WHAT ARE YOUR RIGHTS?
  1. Your personal information belongs to you. In accordance with applicable law, you have the right to ask us to provide details about what we’ve collected and you can ask us to delete it or correct any inaccuracies. You can also ask us to restrict or limit the processing, sharing or transfer of your personal information, as well as to provide you with the personal information that we’ve collected so you can use it for your own purposes. You have the right to data portability which means you can ask us to provide your personal information to you or to a third party in a machine-readable format. You can also object to your personal information being processed and withdraw your consent. However, requesting the deletion of your personal information may also result in a loss of access to the Service. We won’t delete data that we’re required by law to retain. You also have the right to object to processing on the basis of legitimate interests.
  2. To make a request concerning your rights or to make an inquiry, contact us using the methods outlined in the CONTACT US section of this Privacy Notice.
CONTACT US
  1. You can contact us to update your preferences, exercise your rights, submit a request, or ask us questions.
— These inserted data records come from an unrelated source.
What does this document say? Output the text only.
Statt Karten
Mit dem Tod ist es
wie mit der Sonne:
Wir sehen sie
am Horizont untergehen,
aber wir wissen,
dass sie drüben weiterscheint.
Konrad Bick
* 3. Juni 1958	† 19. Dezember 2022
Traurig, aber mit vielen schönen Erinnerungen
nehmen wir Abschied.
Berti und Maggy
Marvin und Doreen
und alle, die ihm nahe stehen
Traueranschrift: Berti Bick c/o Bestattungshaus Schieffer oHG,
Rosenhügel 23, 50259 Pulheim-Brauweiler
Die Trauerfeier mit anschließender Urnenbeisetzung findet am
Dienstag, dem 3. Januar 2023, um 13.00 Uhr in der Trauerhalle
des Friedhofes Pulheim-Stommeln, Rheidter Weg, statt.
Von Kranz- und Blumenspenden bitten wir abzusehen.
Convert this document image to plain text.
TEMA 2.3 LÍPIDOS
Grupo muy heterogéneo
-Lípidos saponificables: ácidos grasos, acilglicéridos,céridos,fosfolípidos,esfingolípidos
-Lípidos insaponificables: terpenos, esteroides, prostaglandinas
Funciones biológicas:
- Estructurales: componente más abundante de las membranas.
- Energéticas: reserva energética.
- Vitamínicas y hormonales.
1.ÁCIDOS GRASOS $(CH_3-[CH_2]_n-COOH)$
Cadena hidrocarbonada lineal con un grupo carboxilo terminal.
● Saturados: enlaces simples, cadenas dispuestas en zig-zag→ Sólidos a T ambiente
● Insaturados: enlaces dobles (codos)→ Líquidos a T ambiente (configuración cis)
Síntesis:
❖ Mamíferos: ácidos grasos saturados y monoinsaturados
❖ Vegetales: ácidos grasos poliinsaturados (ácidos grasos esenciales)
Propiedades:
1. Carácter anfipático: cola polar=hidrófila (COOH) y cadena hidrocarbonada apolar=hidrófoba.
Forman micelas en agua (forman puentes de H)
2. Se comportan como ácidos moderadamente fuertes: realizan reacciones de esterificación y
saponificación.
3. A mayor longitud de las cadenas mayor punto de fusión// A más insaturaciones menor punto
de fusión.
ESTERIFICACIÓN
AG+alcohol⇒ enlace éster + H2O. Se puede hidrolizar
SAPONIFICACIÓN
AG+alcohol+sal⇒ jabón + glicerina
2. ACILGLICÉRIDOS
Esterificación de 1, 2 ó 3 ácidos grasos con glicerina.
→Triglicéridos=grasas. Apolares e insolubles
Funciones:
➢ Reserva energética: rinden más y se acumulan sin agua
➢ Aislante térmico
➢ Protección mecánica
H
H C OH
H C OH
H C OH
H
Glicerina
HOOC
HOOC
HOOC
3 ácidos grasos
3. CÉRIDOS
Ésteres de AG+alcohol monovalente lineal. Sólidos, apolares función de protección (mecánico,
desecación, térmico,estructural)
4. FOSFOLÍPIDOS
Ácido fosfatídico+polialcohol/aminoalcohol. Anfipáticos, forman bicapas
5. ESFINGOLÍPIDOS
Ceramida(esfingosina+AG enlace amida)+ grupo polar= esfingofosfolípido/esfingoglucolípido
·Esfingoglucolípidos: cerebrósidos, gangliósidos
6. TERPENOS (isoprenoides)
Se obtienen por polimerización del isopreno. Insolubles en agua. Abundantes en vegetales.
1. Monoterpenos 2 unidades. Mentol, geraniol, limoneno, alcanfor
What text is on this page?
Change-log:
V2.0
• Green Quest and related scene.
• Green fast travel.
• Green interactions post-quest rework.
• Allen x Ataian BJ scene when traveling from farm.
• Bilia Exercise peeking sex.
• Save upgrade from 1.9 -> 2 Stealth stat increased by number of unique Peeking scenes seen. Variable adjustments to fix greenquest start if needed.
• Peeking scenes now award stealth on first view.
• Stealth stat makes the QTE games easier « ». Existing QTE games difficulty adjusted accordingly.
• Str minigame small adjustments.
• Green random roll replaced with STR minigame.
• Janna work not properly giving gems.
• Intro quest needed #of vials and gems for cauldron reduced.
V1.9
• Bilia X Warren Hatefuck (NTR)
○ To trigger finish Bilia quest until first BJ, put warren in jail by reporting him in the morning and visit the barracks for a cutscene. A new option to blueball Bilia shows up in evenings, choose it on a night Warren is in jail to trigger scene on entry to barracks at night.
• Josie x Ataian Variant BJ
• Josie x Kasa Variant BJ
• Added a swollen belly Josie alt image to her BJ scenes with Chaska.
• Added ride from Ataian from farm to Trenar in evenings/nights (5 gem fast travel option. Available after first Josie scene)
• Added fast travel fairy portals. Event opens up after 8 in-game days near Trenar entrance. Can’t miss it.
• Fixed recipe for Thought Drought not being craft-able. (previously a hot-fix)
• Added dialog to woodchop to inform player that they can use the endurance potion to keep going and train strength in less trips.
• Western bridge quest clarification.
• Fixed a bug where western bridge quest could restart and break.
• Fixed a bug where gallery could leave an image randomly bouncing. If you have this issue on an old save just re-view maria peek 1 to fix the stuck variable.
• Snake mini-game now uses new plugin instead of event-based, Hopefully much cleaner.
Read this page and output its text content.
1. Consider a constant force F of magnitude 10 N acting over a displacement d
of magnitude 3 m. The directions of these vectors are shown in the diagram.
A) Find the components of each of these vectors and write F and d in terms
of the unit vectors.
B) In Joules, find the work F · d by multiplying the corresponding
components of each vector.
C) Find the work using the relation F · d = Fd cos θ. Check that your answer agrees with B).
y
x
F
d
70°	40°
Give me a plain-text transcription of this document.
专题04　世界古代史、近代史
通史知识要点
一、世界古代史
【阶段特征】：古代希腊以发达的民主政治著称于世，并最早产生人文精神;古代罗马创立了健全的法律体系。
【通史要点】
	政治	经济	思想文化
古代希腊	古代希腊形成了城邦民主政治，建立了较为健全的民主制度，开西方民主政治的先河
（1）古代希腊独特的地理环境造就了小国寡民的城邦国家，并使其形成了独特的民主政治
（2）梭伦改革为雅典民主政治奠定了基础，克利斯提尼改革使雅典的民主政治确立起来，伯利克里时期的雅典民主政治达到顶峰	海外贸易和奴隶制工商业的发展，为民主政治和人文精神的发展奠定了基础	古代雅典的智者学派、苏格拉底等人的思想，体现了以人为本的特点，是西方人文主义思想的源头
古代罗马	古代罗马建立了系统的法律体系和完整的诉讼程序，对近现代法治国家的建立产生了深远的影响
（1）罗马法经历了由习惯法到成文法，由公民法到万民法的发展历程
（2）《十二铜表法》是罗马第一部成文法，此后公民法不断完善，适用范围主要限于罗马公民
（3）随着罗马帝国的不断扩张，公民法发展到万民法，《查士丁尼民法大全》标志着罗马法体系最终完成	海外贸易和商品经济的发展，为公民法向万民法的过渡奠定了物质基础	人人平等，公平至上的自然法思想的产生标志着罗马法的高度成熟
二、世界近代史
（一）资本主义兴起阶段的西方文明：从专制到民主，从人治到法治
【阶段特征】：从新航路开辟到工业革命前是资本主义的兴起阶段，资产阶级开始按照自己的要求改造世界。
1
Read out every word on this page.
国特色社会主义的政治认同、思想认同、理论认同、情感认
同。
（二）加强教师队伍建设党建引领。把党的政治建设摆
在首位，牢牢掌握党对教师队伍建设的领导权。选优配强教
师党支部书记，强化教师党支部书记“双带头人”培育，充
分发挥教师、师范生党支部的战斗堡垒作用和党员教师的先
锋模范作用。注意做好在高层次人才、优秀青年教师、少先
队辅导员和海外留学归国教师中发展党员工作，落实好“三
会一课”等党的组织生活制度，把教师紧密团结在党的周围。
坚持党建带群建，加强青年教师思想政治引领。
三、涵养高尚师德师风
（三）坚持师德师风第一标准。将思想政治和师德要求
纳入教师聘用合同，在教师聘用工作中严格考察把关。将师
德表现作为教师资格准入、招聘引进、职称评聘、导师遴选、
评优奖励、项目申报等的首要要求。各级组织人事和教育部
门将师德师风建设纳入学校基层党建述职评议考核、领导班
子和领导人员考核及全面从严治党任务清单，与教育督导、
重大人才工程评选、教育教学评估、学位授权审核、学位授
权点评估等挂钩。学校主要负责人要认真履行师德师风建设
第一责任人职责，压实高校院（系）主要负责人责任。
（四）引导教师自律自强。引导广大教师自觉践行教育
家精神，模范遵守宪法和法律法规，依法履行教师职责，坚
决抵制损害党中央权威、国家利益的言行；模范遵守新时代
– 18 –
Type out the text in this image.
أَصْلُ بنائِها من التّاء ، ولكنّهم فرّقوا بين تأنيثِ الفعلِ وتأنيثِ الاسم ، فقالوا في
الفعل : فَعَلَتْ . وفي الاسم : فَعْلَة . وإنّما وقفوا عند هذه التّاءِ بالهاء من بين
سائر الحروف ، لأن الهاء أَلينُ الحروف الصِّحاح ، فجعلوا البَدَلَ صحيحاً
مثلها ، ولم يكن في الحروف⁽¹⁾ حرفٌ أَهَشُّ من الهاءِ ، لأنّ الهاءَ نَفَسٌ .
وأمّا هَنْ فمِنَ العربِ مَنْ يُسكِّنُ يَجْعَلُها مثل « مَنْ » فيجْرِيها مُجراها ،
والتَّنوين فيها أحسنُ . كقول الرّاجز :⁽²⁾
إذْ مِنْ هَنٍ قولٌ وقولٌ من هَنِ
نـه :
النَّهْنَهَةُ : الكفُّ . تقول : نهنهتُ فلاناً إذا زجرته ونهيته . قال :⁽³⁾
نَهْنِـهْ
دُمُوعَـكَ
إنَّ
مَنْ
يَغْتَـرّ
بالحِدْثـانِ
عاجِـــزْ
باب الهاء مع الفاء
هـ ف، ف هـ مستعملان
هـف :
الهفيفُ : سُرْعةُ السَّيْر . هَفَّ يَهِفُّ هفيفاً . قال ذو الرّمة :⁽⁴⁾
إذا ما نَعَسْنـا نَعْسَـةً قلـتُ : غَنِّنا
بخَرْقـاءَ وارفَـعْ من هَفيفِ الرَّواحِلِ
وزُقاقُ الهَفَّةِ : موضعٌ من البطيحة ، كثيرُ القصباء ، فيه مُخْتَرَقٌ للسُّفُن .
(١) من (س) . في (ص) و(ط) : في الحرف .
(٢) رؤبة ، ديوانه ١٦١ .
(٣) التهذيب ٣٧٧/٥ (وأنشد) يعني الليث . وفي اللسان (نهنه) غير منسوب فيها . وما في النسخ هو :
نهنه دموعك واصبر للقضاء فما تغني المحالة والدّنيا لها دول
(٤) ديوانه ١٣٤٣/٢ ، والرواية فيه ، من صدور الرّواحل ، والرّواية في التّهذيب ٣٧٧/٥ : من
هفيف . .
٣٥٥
  2. You can raise a request via our privacy support page here: https://www.samsung.com/request-desk.
  3. If you are within the EEA and prefer to write to us, you can contact us at:
  4. European Data Protection Officer
    Samsung Electronics (UK) Limited
    Samsung House, 2000 Hillswood Drive, Chertsey, Surrey KT16 0RS, UK
  5. If you are outside the EEA, you can use this address:
  6. Data Controller
    Samsung Electronics Co., Ltd.
    129, Samsung-ro, Yeongtong-gu,
    Suwon-si, Gyeonggi-do 16677, Republic of Korea
  7. You can lodge a complaint with the relevant supervisory authority if you consider that our processing of your personal information infringes applicable law. Contact details for all EU and EEA supervisory authorities can be found at https://edpb.europa.eu/about-edpb/board/members_en.
  8. If you are in the UK you can find the contact details for the UK supervisory authority at https://ico.org.uk/global/contact-us/.
UPDATES TO THIS PRIVACY NOTICE
  1. This Privacy Notice may be updated to let you know about changes in how we collect and process your information in the Service or changes in related laws. The date when the document was last updated is shown at the top of this Privacy Notice.